The company officially relaunched this week following a strategic acquisition led by wellness entrepreneur Nicholas Reichenbach. Formosa Springs says it is reviving one of North America’s oldest mineral water sources, drawing still and sparkling water directly from an artesian spring in Formosa, in southwestern Ontario.
Homecoming
Water is bottled at the source and naturally filtered through limestone and mineral-rich geological strata beneath the historic property, according to the company.
“This is a personal and family homecoming,” said Reichenbach, founder and chairman of Formosa Springs, in a media release. “I am honoured to carry forward a 155-year legacy and reintroduce Formosa Springs as the next great premium mineral water brand for Canada and the U.S. We are building this company for the next century, with uncompromising purity and deep respect for where the story began.”
The initial product lineup includes still and sparkling mineral water in 750-millilitre glass bottles and 355-millilitre slim cans, with further products in development. A direct-to-consumer subscription platform is scheduled to launch in April, followed by wider distribution across Canadian food, convenience, mass and hospitality channels beginning in May.
The relaunch comes as the North American bottled water market continues to shift toward higher-value, wellness-oriented offerings, with consumers increasingly seeking premium and domestically sourced alternatives.
1870 roots
Formosa Springs operates a 44,000-square-foot beverage manufacturing facility on a 10-acre site in Formosa, Ontario. The vertically integrated campus includes glass bottling capacity exceeding 100 million units annually, with future aluminum canning capacity of up to 100 million cans per year. The facility also supports co-packing and contract manufacturing for both alcoholic and non-alcoholic beverage partners.
The brand traces its roots to 1870, when German settlers established a brewery built around a naturally occurring artesian spring. In the early 1980s, Reichenbach’s father, Joseph Reichenbach, alongside the Heisz family, founded the Formosa Spring Water Company, bottling and distributing the water across Ontario.

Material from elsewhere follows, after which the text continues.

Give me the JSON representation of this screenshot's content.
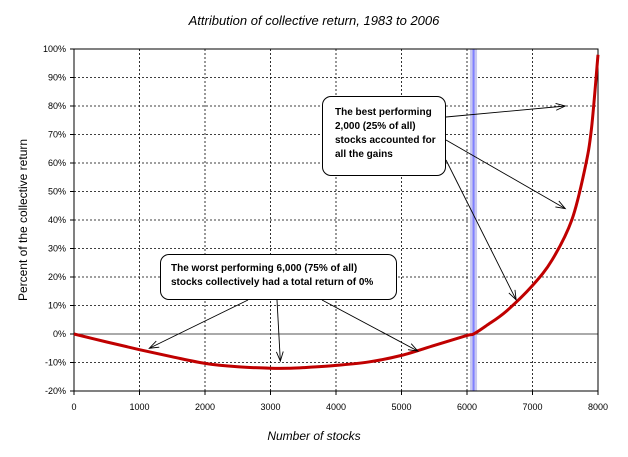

Now locally owned once again, the company says it aims to position its southwestern Ontario spring as a domestically sourced alternative in a $109-billion category often dominated by imported mineral waters, while building a long-term presence in Canadian and U.S. retail.
For convenience retailers, the relaunch signals growing supplier focus on premium bottled water as a higher-margin alternative to mainstream hydration brands.